In this experiment, we compared one-hot encoding (the most naive approach) and n-gram encoding (the most advanced approach) for multi-valued categorical columns, using Kaggle price prediction data for an EC site (Mercari Price Prediction). The data contains 1.3M rows and a numeric column to predict (“price”), three categorical columns (“brand,” “condition,” and “shipment”), two text columns(“name” and “description”), and a multi-valued categorical column (“product_category”), as shown in Fig.4.

Fig.4 Mercari Price Prediction data

price product_category brand name condition description shipment
Integer Multi-Valued Category Category Text Category Text Category
$20 Women / Tops / TShirts Nike Nike men’s dri-fit tee shirt 1 Basically brand new. No wear or tear, great condition, great and soft shirt. True
$25 Men / Tops / TShirts unfeatured Unfeatured T-shirts 2 Cleaning out closet Brand new, never worn False
$130 Men / Tops / Button-Front Burberry AEROPASTALE L WHITE BUTTON DOWN   No description yet True
  • For the three categorical columns (“brand,” “condition,” and “shipment”), we applied one-hot encoding and target encoding
  • We applied a standard topic modeling technique for the two text columns and used topic vectors as features. 
  • For the multi-valued categorical column (“product_category”), we compared one-hot encoding (Approach-1) and N-gran encoding (Approach-2). 
  • For both Approach-1 and Approach-2, we applied LightGBM and tuned its hyper-parameter using grid-search. 
  • We evaluated the accuracy based on RMSLE. 

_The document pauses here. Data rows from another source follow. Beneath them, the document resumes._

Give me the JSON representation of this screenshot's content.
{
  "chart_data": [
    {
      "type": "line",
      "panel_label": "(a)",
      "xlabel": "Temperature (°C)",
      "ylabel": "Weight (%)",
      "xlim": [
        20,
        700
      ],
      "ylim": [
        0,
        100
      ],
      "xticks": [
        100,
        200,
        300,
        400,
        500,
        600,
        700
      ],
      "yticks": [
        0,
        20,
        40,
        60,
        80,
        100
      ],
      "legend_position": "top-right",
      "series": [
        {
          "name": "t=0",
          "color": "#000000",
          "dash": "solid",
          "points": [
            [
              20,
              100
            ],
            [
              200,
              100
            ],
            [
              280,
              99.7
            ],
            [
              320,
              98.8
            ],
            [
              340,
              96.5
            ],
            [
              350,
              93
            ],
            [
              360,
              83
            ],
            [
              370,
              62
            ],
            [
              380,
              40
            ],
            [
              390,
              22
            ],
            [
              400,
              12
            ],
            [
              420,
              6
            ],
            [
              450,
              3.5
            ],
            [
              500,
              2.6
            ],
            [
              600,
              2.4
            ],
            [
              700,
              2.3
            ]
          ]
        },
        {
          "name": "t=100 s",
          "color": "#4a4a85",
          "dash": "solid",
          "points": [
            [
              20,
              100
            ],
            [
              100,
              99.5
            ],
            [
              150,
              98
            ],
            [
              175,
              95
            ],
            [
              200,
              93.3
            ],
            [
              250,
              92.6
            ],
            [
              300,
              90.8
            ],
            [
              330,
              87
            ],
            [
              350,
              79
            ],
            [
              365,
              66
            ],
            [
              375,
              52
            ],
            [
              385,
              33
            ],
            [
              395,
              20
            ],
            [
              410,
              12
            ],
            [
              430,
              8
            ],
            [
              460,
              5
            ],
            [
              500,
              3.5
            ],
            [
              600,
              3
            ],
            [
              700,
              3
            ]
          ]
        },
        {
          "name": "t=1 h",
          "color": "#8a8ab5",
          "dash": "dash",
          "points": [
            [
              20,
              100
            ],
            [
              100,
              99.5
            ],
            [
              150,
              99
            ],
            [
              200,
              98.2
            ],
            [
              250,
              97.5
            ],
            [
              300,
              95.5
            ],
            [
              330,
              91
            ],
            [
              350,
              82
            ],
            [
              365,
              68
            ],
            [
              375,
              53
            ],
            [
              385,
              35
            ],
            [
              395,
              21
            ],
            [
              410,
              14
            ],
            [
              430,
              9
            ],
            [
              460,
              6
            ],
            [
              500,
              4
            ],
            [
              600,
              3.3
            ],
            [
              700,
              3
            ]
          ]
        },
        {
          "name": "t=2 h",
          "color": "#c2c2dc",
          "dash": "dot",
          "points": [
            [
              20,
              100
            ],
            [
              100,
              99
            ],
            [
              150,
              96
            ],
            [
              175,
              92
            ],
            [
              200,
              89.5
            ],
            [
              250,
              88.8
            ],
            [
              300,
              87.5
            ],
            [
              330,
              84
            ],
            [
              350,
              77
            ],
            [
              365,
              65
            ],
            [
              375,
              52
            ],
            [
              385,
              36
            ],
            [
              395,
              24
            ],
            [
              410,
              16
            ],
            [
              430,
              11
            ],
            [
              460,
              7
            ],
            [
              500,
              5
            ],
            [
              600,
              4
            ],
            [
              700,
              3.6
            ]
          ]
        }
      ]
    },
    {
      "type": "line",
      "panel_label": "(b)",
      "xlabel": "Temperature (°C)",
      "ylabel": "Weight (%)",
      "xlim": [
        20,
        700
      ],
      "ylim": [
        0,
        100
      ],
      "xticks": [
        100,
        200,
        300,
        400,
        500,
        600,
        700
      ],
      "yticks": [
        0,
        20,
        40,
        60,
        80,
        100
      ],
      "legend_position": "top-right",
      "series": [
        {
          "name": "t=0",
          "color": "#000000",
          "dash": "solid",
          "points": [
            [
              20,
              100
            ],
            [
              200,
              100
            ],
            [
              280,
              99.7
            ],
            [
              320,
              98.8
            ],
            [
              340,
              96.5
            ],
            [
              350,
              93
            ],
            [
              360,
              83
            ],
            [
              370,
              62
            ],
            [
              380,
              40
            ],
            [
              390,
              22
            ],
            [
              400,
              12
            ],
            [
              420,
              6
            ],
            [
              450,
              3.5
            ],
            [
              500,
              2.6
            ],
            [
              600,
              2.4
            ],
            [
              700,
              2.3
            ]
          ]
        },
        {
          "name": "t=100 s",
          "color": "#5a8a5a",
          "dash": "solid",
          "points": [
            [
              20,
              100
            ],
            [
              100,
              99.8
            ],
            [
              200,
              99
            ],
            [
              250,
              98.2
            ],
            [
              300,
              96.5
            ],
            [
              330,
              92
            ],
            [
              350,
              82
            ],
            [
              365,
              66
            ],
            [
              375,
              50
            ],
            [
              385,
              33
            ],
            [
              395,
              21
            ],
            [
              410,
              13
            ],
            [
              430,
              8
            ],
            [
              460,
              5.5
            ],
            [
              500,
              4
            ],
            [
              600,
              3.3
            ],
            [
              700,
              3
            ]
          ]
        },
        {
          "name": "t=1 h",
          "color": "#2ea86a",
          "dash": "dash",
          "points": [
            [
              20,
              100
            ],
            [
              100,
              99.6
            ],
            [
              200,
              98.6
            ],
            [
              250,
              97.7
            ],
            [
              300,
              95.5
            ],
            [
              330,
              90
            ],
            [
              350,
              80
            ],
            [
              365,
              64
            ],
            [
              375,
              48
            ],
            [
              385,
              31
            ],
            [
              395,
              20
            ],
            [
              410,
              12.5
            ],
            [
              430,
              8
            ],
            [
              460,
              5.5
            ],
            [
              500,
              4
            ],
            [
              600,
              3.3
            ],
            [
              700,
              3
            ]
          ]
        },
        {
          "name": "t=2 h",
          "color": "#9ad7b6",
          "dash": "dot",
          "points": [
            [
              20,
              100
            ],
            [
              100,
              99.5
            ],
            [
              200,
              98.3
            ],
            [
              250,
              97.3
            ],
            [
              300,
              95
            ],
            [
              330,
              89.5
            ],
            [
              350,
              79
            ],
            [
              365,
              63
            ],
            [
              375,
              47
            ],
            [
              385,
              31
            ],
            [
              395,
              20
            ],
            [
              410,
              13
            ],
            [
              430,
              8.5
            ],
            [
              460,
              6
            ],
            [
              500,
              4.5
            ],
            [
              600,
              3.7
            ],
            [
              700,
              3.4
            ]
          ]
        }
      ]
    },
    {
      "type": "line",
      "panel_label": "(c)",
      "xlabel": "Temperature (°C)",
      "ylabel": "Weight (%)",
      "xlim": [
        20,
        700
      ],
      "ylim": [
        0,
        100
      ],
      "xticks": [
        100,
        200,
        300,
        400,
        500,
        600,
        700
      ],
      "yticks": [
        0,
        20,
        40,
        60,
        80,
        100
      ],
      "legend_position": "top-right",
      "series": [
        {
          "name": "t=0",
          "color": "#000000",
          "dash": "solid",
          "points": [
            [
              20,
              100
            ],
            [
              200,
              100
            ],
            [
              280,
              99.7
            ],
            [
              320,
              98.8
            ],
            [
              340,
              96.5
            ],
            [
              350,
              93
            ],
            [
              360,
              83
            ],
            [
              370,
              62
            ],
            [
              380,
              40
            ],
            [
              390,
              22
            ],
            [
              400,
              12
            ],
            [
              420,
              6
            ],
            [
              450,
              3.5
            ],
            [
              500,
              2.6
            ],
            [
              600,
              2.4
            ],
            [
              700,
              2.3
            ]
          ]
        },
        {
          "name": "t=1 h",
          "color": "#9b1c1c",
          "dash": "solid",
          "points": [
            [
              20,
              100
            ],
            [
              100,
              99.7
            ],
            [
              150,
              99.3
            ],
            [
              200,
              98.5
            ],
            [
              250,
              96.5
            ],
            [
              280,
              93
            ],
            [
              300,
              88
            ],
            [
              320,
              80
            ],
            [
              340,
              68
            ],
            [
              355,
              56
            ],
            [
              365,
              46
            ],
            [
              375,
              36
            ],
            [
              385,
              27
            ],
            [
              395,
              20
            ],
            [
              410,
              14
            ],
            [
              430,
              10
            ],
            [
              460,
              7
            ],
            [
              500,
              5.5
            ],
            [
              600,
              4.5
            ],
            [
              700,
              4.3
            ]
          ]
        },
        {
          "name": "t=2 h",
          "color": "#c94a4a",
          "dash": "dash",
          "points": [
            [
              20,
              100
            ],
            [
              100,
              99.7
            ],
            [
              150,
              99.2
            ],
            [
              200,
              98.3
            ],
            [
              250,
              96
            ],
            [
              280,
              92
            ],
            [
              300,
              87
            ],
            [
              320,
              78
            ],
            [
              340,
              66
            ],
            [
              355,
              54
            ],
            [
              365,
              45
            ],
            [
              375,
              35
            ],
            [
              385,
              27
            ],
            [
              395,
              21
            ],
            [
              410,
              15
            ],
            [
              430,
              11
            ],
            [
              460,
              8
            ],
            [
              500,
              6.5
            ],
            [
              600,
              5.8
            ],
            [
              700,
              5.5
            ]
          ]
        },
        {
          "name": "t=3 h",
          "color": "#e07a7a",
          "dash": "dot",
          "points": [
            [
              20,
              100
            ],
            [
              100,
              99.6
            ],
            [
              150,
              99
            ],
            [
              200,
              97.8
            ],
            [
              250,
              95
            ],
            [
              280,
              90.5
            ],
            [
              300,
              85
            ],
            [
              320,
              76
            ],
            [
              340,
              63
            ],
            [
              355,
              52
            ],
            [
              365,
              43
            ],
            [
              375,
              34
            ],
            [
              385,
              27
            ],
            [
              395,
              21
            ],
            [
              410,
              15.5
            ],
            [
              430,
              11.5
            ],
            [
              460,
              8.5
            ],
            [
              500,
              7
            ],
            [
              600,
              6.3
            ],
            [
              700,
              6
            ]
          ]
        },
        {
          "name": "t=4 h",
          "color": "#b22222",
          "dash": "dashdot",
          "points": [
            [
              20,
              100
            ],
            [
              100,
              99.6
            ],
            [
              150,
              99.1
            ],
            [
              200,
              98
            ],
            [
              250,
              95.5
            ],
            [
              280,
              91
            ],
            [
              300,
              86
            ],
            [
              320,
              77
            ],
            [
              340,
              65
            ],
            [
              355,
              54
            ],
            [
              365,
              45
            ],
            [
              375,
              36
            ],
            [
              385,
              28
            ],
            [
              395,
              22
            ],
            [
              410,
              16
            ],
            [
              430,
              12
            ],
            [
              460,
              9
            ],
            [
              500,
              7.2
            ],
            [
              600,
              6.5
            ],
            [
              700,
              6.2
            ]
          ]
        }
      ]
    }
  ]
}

Fig. 5 shows the RMSLEs on the training and validation sets. As can be seen, Approach-2 (N-gram features) reduced the validation RMSLE by 3.4% (0.531 vs. 0.513). We sorted features based on permutation importance scores. We discovered several N-gram features such as “Electronics” (1-gram feature that is equivalent to binary encoding), “Women-Jewery” (2-gram feature), etc., that are highly effective in predicting product prices (electronics and women’s jewelry products are often more expensive, so the N-gram features extracted such trend via multi-valued categorical columns.).  


Approach Training RMSLE Validation RMSLE
Approach-1 (one-hot encoding) 0.517 0.531
Approach-2 (N-gram encoding) 0.499 0.513

dotData’s Approach

The dotData’s feature discovery platform treats multi-valued categorical columns in the following steps: 

  • Auto-detection: dotData automatically analyzes all categorical columns and automatically detects multi-valued categorical columns. 
  • N-gram feature extraction: dotData extracts N-gram features from the detected multi-valued categorical columns.
  • Feature selection: dotData assesses the extracted N-gram features and selects important ones (note that N-gram features tend to be very high-dimensional features, so this selection step is practically important)


Multi-valued categorical data often exist in business data. N-gram encoding is a promising approach to extract multi-valued categorical relationships as features and improve the model performance and deeper insights. You can automatically handle multi-valued categorical columns using dotData’s feature discovery platform.